A fine marzo viene varato il “Piano strategico per l'attivazione progressiva di strutture di area critica”. In breve, per far fronte alle necessità che si sarebbero potute presentare, il piano prevedeva una progressiva riorganizzazione dei presidi sanitari dell'isola, individuando le strutture ospedaliere – comprese quelle private – dedicate alla cura dei pazienti contagiati da Covid-19. In particolare, le tre strutture private individuate sono il Mater Olbia (creato grazie alla Qatar Foundation Endowment), il Policlinico sassarese e il Città di Quartu. La delibera 16/3 del 26 marzo specifica le condizioni economiche della possibile compromissione del privato nella gestione sanitaria anti-Covid, mettendo in luce un’illuminante professionalità che sinteticamente tratto per punti: a) la delibera stabilisce quanto guadagneranno le strutture private sull’epidemia Covid-19: 250 euro/giorno per ricovero semplice, 538 euro/giorno per ricovero in sub-intensiva, 900 euro per terapia intensiva.

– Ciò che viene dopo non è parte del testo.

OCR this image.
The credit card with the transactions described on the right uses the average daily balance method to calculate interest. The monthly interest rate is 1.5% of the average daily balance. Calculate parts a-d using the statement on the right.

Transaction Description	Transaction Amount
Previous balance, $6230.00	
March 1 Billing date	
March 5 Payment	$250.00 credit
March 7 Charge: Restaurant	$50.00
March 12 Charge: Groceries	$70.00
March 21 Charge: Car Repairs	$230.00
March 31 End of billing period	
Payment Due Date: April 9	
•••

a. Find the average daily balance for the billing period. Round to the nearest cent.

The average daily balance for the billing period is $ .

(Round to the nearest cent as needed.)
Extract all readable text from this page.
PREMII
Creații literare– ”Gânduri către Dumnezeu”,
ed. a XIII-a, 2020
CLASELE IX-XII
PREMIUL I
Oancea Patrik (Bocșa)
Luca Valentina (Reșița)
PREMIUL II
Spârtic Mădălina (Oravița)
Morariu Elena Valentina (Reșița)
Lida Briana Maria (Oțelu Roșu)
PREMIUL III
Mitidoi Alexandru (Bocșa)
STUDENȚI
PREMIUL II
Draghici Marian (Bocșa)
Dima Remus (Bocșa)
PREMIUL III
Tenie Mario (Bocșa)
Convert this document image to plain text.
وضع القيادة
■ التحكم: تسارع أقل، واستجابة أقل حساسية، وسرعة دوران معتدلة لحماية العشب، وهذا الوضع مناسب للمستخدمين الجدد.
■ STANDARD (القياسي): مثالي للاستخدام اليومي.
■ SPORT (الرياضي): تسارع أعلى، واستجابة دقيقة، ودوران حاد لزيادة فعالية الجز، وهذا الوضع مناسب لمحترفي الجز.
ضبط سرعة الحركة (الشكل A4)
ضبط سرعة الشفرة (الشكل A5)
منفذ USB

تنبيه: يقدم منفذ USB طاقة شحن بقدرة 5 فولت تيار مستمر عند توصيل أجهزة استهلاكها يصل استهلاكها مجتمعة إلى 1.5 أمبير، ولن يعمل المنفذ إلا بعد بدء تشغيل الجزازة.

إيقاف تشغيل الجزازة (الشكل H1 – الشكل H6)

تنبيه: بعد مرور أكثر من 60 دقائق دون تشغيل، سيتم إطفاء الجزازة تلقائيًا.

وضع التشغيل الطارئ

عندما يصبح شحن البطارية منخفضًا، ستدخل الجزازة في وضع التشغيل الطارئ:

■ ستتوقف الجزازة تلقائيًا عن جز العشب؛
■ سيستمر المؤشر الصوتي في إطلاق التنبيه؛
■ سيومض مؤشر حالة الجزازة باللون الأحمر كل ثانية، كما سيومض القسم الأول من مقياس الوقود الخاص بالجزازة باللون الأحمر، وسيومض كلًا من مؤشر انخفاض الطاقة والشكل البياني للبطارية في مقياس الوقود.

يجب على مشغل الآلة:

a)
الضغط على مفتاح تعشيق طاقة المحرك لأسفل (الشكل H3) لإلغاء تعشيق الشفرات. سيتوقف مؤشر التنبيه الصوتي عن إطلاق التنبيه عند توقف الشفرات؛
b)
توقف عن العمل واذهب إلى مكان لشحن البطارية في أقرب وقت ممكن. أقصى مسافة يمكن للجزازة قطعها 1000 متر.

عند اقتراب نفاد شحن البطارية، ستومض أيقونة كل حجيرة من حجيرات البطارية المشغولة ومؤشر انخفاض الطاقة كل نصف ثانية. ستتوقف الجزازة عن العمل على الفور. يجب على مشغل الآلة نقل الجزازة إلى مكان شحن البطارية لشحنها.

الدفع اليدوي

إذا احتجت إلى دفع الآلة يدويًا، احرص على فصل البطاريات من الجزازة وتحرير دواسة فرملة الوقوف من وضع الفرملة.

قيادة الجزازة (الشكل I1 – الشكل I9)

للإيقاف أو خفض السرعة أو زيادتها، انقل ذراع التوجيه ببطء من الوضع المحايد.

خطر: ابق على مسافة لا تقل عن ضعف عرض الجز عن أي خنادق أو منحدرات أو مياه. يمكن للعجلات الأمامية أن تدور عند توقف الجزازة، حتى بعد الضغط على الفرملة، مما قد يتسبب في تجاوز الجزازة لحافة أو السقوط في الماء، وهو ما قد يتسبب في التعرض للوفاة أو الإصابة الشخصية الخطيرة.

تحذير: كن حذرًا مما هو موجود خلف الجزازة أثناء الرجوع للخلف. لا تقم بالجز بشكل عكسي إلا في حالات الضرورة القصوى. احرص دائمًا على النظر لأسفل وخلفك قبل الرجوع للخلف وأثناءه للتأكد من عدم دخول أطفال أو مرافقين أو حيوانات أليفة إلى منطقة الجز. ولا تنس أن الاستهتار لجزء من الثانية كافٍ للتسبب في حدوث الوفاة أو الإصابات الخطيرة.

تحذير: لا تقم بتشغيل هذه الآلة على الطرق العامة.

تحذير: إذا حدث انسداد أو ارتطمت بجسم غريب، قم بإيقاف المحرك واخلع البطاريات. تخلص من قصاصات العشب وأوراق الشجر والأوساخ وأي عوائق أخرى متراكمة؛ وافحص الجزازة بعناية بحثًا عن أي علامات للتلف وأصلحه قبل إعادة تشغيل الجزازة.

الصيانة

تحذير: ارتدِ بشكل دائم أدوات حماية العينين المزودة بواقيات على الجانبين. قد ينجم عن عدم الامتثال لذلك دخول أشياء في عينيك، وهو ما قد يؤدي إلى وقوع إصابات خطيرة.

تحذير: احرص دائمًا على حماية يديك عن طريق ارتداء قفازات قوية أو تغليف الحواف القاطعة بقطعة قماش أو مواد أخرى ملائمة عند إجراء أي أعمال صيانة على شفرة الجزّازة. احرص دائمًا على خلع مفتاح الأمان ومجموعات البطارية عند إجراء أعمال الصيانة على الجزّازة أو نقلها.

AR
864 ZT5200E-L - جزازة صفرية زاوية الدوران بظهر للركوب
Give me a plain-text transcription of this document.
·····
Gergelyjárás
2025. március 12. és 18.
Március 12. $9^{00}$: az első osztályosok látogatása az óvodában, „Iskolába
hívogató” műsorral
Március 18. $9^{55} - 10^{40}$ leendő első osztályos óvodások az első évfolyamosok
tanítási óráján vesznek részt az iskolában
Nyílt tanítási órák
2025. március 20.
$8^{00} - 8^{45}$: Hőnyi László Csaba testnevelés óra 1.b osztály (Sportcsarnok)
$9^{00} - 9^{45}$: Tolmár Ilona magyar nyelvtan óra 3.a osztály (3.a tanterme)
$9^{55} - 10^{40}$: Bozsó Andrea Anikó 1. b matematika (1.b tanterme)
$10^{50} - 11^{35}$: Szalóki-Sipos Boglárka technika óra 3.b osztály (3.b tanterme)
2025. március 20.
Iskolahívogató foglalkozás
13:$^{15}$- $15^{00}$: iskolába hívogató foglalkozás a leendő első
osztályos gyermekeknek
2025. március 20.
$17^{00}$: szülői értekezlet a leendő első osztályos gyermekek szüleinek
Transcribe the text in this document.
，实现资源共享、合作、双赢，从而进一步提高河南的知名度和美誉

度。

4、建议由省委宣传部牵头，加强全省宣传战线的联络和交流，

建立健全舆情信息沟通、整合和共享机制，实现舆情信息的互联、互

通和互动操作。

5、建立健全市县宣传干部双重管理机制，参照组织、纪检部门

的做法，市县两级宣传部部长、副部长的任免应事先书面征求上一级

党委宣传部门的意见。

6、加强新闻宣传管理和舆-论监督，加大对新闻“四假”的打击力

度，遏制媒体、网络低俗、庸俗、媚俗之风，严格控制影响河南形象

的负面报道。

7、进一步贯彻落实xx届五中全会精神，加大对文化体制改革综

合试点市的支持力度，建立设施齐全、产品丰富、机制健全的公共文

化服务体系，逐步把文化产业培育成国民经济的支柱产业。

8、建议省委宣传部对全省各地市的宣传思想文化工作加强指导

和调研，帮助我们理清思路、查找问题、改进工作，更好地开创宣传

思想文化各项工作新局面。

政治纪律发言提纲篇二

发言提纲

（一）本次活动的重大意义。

Ma, con sconcertante candore, specifica anche che il prezzo è stato imposto dai privati; b) alle cliniche la Regione riconosce un ulteriore “finanziamento di funzione”. Infatti, la scelta è caduta su tre cliniche private non prontamente attrezzate per la gestione Covid: tutti i necessari costi organizzativi, gestionali e funzionali sono intesi come “aggiuntivi”, e quindi riconosciuti dalla Regione; c) “vuoto per pieno”: le tre cliniche private hanno il diritto di incassare l’80% della somma dovuta con la piena occupazione dei posti letto concordati anche se curano un solo paziente, o pochissimi, come è realmente accaduto fino al 27 aprile, quando il Mater Olbia ha cessato di operare come Covid Hospital.
Un fiume di denaro pubblico (quasi due milioni di euro) dirottato verso il privato, benché non pronto al momento della scelta, laddove si sarebbero potute recuperare e riqualificare alcune strutture pubbliche esistenti e sottoutilizzate, come quelle di Thiesi, Alghero e Ittiri, sedi di ospedali che già ospitano reparti di lungodegenza ma con corsie chiuse.
Insomma, una regione, quella sarda, che pur avendo avuto la possibilità di utilizzare la naturale conformazione insulare per difendersi efficacemente da agenti esogeni, sembra invece costretta a difendersi dalle dimostrate e solide incapacità di soggetti endogeni. Come dicevano i dominatori spagnoli che per oltre quattro secoli hanno dettato legge in Sardegna: “Además del daño la burla”.